Chen-Kiang has continued her productive collaborations with researchers and clinicians at Weill Cornell’s Sandra and Edward Meyer Cancer Center. To date, this effort has led to five hypothesis-driven clinical trials targeting CDK4/6 in combination therapies including BTK (Bruton’s tyrosine kinase) inhibitors in mantle cell lymphoma and myeloma with promising results.
By using a multifaceted approach, such as “longitudinal genomics” of serial patient samples before and during treatment and at relapse, her team has identified candidate biomarkers that discriminate sensitivity from resistance to targeting CDK4/6.

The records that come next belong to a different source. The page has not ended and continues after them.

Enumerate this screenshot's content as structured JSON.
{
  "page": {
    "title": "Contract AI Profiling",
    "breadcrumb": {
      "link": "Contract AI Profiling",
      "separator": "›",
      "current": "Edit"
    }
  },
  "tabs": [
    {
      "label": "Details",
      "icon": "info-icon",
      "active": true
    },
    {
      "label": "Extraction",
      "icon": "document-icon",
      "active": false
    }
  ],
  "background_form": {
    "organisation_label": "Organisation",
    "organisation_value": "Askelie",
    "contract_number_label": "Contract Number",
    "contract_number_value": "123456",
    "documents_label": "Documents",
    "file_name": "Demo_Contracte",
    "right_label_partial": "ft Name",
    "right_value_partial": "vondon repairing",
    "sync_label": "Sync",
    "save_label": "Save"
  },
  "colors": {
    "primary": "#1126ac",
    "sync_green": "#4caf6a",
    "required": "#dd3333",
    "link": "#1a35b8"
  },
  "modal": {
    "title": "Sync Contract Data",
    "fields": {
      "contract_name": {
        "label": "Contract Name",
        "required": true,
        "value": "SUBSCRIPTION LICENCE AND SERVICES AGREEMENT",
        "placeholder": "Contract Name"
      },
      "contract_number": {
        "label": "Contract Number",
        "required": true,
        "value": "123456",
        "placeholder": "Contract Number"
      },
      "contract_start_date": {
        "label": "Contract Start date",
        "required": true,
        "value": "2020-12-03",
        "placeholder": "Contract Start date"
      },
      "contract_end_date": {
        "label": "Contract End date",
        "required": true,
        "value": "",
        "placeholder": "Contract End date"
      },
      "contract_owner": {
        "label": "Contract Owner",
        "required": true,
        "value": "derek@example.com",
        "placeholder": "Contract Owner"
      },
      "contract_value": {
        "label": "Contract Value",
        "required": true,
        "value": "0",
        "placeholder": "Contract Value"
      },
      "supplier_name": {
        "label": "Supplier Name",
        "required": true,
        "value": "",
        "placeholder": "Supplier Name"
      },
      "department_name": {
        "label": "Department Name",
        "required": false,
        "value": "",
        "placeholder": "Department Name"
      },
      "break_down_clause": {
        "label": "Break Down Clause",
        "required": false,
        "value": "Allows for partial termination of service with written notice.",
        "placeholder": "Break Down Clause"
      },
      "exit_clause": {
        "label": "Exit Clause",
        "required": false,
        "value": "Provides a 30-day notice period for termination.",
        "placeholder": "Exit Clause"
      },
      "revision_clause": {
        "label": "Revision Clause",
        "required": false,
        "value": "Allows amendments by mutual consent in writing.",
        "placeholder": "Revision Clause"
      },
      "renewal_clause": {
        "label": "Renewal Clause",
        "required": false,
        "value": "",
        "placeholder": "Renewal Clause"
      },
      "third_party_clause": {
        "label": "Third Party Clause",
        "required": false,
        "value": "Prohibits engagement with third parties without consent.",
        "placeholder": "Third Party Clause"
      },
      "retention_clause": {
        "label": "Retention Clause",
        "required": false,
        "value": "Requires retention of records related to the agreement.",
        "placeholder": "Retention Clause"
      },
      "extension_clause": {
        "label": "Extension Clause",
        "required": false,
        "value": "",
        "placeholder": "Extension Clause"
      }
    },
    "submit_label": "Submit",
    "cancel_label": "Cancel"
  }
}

She has also found that the cell cycle controls PI3K and metabolic pathways, leading to a collaboration with Meyer Cancer Center director Lewis Cantley, Ph.D., that forms the basis for an impending clinical trial targeting both CDK4 and PI3K in mantle cell lymphoma.
“We have an unprecedented opportunity to develop novel targeted therapy. But we are just at the beginning. We need to understand how to stratify patients and treatments, what causes acquired resistance, and how to circumvent it with an ultimate goal of curing the incurable diseases,” Chen-Kiang said.
“Traditionally, medicine is empirical,” she added. “I don’t practice medicine, and I have a different perspective. But I am very fortunate to have seamless collaborations with my basic science and clinical colleagues who share the common goal of creating scientifically sound, hypothesis-driven trials that advance our understanding while benefiting patients. We go deep into understanding why and how, and then use our creativity to develop new ways to apply our findings, from bench to the bedside and then back.”
Selina Chen-Kiang and colleagues presented their research and clinical trial results at the 2015 Annual Meeting of the American Association for Cancer Research in Philadelphia on April 21, 2015.